Et si l’instinct maternel n’était pas ce qu’on croit ?
- Dorlie Kabieni

- 9 mai
- 3 min de lecture
Dernière mise à jour : 19 mai
On nous a souvent rabâché que l’instinct maternel était inné, installé en nous comme une évidence, un automatisme qui ferait de nous des mères parfaites dès notre premier souffle de maternité.
Rembobinons un peu.
L’instinct, selon le dictionnaire, c’est : « une disposition naturelle et spontanée, souvent d'origine biologique, qui pousse un individu à accomplir certains actes nécessaires à sa survie ou à celle de son espèce, sans passer par la raison ou l'apprentissage. »Rien dans cette définition ne parle de lien affectif inné. Ce qu’elle décrit, c’est l’instinct de survie, l’instinct de se protéger. Et pourtant, on voudrait nous faire croire que l’instinct maternel, c’est l’amour automatique, le lien parfait, l’élan immédiat.
Mais soyons honnêtes.
Plusieurs d’entre nous n’ont jamais eu d’aisance, ni d’appétence pour les enfants. D’autres femmes n’osent même pas reconnaître la gêne qu’elles peuvent ressentir en leur présence. Ce n’est donc pas toujours inné. Et c’est OK. C’est comme tout : on a toutes et tous quelque chose qui nous met mal à l’aise dans la vie.
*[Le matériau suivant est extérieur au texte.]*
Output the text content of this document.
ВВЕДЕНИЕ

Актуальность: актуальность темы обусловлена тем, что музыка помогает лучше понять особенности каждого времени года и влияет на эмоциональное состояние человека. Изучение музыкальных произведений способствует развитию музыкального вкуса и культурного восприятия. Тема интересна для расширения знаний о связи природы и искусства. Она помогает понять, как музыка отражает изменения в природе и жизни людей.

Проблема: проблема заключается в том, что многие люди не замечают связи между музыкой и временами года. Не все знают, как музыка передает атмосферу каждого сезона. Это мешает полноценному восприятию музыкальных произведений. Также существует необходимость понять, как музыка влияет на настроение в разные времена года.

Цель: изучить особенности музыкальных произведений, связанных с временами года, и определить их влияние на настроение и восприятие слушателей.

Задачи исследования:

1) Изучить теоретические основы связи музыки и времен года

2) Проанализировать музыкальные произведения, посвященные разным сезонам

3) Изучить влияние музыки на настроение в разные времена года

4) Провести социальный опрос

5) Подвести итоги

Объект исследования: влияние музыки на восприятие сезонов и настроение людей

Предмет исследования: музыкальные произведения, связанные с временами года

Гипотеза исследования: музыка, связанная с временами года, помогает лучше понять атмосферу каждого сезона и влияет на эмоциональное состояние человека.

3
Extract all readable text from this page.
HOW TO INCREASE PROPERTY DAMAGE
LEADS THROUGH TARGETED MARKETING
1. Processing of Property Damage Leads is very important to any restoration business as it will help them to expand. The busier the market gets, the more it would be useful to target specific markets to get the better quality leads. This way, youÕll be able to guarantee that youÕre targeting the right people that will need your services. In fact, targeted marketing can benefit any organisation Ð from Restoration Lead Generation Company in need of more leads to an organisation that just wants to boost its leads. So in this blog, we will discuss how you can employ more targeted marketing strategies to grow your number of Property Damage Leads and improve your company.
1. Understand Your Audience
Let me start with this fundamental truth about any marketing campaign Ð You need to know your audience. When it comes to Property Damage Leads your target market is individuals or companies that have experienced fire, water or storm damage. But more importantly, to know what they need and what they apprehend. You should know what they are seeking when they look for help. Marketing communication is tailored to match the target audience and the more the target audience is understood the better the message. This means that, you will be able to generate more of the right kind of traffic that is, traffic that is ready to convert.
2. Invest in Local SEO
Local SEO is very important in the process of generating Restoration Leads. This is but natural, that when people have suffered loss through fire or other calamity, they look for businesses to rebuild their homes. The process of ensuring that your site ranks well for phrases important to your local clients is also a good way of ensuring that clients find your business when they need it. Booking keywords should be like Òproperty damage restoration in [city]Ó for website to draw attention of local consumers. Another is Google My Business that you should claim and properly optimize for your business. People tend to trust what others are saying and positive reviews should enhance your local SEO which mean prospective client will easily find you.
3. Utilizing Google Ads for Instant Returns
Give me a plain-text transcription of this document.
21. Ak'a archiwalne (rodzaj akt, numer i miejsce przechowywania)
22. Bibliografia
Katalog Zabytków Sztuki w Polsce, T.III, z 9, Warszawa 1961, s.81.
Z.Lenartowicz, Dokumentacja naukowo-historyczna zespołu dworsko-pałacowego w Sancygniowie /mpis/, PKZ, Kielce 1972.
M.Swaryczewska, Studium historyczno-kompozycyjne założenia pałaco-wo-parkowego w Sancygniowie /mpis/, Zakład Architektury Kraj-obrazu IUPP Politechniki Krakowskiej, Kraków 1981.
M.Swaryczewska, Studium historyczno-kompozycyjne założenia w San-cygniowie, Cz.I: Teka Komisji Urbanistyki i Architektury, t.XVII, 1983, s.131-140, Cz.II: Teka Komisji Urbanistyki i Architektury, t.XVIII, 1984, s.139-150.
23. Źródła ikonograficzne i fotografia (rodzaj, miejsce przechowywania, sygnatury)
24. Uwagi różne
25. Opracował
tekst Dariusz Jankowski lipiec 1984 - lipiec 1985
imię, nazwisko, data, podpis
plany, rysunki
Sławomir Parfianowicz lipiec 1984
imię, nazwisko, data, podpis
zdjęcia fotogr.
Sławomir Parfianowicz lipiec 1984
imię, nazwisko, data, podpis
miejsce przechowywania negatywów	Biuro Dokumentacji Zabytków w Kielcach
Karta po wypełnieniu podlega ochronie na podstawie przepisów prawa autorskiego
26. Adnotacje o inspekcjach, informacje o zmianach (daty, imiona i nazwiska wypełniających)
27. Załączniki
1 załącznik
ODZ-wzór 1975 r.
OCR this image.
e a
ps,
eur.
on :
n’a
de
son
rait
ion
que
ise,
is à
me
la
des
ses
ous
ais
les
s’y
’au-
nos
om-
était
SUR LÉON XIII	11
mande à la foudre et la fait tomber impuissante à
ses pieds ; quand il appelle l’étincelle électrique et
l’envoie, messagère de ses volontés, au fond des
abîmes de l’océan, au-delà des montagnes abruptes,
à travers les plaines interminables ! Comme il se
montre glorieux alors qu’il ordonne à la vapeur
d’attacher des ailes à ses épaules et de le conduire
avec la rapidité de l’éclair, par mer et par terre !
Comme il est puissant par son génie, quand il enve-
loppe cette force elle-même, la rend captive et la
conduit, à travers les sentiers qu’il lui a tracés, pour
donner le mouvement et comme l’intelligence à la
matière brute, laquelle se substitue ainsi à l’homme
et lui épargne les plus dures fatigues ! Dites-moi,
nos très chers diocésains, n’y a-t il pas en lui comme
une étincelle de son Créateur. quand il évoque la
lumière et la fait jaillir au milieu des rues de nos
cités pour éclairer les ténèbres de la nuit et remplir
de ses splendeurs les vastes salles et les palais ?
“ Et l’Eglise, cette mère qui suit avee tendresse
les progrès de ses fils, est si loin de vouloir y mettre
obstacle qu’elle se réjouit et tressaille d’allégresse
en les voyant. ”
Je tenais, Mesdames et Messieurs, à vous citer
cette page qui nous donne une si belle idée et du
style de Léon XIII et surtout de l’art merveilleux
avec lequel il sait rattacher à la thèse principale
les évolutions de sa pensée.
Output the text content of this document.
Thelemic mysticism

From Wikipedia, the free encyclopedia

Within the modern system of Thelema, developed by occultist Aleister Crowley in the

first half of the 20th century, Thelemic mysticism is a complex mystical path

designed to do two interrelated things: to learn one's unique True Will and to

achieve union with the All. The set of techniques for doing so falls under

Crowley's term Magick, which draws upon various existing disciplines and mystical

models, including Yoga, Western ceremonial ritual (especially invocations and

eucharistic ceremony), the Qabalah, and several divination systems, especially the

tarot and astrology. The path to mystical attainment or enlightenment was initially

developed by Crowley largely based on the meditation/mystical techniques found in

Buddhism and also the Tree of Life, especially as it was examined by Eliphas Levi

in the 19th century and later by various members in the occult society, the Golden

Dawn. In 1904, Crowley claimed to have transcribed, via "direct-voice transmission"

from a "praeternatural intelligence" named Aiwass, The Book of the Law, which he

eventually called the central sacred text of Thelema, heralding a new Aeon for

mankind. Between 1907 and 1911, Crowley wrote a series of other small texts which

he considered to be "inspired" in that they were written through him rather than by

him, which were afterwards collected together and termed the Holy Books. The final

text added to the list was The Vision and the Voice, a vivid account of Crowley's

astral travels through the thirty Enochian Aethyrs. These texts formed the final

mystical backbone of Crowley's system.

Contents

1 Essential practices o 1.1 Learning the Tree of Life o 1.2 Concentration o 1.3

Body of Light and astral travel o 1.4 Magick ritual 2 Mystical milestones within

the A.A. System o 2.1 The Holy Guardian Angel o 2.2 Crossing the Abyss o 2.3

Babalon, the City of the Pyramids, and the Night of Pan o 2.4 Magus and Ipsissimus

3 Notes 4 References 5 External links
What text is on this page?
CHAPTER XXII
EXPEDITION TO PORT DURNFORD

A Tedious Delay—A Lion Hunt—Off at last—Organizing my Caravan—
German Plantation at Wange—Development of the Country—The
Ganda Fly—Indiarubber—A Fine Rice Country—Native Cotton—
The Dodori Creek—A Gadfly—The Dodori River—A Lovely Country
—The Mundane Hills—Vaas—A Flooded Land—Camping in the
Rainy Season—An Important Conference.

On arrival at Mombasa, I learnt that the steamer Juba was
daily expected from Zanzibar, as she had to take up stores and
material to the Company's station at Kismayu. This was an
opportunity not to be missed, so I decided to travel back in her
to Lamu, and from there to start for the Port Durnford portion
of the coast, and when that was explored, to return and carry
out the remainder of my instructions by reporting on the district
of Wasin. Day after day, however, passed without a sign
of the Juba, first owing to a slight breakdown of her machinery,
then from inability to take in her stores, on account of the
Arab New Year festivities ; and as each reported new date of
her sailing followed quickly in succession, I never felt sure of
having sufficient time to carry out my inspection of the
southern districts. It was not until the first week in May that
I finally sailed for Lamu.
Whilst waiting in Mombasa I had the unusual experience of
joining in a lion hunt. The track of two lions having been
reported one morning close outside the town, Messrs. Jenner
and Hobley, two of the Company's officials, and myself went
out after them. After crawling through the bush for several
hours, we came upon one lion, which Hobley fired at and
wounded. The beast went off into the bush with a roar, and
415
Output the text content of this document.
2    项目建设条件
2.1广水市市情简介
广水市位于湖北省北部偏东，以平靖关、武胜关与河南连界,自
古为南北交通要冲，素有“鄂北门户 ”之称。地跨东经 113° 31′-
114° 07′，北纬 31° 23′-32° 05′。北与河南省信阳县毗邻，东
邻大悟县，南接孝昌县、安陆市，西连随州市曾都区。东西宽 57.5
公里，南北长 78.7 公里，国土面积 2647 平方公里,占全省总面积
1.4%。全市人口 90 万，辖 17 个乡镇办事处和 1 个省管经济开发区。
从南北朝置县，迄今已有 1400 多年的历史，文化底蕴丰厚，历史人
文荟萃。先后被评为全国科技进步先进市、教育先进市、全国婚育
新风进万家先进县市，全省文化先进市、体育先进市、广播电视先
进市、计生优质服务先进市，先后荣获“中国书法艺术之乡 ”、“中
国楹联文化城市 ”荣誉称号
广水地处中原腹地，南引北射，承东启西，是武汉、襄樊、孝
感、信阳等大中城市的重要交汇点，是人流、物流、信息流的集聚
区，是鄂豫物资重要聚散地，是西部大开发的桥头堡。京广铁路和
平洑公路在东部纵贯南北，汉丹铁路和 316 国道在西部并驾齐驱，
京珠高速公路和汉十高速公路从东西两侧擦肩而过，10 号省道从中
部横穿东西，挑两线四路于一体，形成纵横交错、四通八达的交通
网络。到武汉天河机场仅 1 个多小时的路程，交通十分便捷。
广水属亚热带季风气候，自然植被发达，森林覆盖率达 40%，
Pour certaines, ce sont les enfants.
Alors quoi ? On devrait exclure ces femmes de leur propre humanité sous prétexte que ce qui définirait notre essence serait uniquement notre capacité à enfanter et à aimer inconditionnellement ? Descendons un peu de ce piédestal. Il n’y a pas de norme. Il n’y a pas une seule façon d’être mère.
Nous sommes des êtres humains.Des êtres qui ont besoin de se rencontrer, de se connaître, de s’apprivoiser, parfois même de se réparer, avant d’aimer pleinement. Parfois ça ne prend pas tout de suite. Parfois ça ne “marche” pas tout de suite. Alors on cherche, on tâtonne, on se fait aider, on se fait accompagner, et ça aussi, c’est OK.
Et si on disait simplement qu’on rencontre nos enfants, comme on rencontre quelqu’un ?Il y a des coups de foudre, oui — on en a toutes et tous vécu au moins un dans notre vie.Mais il y a aussi des rencontres difficiles. D'autres lentes. D’autres profondes. D’autres qui prennent du temps. Acceptons qu’il y a mille façons de rencontrer son enfant, et mille chemins pour y arriver.
Pour celles, comme moi, qui n’ont pas eu ce “coup de cœur”, ce truc animal et instinctif, sachez que vous n’êtes ni différentes, ni anormales.Vous avez juste un autre chemin.
Ma tante me disait souvent : « L’instinct, c’est quelque chose d’animal. Ça n’a rien à voir avec les sentiments. L’attachement, ça vient. L’instinct, c’est ta façon à toi de protéger ton enfant, contre vents et marées. »
Et vous savez quoi ? Je suis un peu comme un tsunami. Je suis maladroite, avec deux pieds gauches. Quand j’étais enceinte, j’étais persuadée que j’allais tomber dans l’escalier, avec mon fils dans les bras.Et devinez quoi ? C’est arrivé.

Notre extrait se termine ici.